本教程演示如何使用 Python 运行时实施文档摄取和混合搜索。建议使用 venv 或 conda 环境配置 Python 运行时。

注：本教程尝试根据需要引入代码部分来演示每个概念，如果要将其纳入更广泛的解决方案，则需要重构。

使用 pip 安装本教程所需的相关项。

$ pip install -U oracledb sentence-transformers git+https://github.com/LIAAD/yake

任务 3：将文档摄取到数据库中

创建表后，可以将文档作为行插入表中。通常，摄取过程应该与查询过程分开，并使用具有不同权限的不同数据库帐户（因为查询过程不应该能够修改表），但是对于本教程，它们在这里没有区别。

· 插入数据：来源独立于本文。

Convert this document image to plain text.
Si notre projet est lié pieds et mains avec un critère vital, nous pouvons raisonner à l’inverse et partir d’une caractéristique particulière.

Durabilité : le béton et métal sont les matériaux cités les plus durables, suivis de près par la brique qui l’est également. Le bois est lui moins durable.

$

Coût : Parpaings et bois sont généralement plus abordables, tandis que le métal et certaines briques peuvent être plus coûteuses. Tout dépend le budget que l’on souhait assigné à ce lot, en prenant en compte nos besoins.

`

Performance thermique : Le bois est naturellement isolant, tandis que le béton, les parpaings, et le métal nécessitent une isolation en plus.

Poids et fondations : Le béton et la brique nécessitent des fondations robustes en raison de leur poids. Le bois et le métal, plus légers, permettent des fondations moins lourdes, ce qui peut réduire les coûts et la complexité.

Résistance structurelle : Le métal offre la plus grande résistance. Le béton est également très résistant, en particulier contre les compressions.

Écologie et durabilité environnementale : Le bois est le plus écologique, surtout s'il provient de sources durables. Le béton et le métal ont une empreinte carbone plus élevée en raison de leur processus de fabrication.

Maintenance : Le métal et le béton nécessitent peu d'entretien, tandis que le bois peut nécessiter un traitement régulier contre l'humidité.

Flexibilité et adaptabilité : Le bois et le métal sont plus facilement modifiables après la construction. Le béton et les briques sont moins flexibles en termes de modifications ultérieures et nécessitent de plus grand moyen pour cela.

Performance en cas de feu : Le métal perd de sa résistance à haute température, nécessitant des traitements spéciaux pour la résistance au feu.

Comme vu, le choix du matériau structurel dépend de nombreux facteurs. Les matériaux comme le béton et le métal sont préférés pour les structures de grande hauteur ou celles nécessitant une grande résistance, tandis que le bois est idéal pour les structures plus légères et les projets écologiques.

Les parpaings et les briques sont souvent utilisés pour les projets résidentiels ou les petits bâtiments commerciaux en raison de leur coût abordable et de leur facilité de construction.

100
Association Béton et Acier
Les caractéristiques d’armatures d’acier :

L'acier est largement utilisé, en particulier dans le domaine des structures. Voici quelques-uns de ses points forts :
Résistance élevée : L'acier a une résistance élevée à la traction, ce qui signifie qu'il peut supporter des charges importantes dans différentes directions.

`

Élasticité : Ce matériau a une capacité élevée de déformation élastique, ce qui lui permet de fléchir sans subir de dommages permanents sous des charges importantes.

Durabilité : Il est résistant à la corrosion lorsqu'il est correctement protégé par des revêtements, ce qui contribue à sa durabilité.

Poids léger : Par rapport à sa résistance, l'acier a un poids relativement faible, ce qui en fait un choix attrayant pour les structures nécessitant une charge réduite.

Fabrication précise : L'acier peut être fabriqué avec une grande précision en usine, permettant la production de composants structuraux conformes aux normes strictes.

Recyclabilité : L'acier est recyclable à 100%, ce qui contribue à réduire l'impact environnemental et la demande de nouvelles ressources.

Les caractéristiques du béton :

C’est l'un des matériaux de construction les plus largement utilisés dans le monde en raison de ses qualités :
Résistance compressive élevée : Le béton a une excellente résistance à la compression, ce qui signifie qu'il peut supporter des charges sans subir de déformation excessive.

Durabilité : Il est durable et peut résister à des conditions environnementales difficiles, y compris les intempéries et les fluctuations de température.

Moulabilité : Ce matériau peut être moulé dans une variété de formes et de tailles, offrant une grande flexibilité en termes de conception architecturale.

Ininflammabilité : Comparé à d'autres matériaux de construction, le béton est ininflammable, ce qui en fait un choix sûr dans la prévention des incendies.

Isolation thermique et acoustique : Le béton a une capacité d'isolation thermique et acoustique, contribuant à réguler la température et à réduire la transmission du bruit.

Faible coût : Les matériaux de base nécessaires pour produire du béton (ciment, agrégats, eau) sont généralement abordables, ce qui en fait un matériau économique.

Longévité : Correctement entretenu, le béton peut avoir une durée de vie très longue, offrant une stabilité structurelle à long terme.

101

在 Python 环境中，建立与数据库的连接。例如，对于 Autonomous Transaction Processing。

import os
import oracledb
import traceback
import json 
import re
   
try:
    print(f'Attempting to connect to the database with user: [{os.environ["DB_USER"]}] and dsn: [{os.environ["DB_DSN"]}]')
    connection = oracledb.connect(user=os.environ["DB_USER"], password=os.environ["DB_PASSWORD"], dsn=os.environ["DB_DSN"],
                                config_dir="/path/to/dbwallet",
                                wallet_location="/path/to/dbwallet",
                                wallet_password=os.environ["DB_WALLET_PASSWORD"])
    print("Connection successful!")
except Exception as e:
    print(traceback.format_exc())
    print("Connection failed!")

python-oracledb 文档提供了有关连接到可能不使用连接 wallet 的非 ADB 实例的详细信息。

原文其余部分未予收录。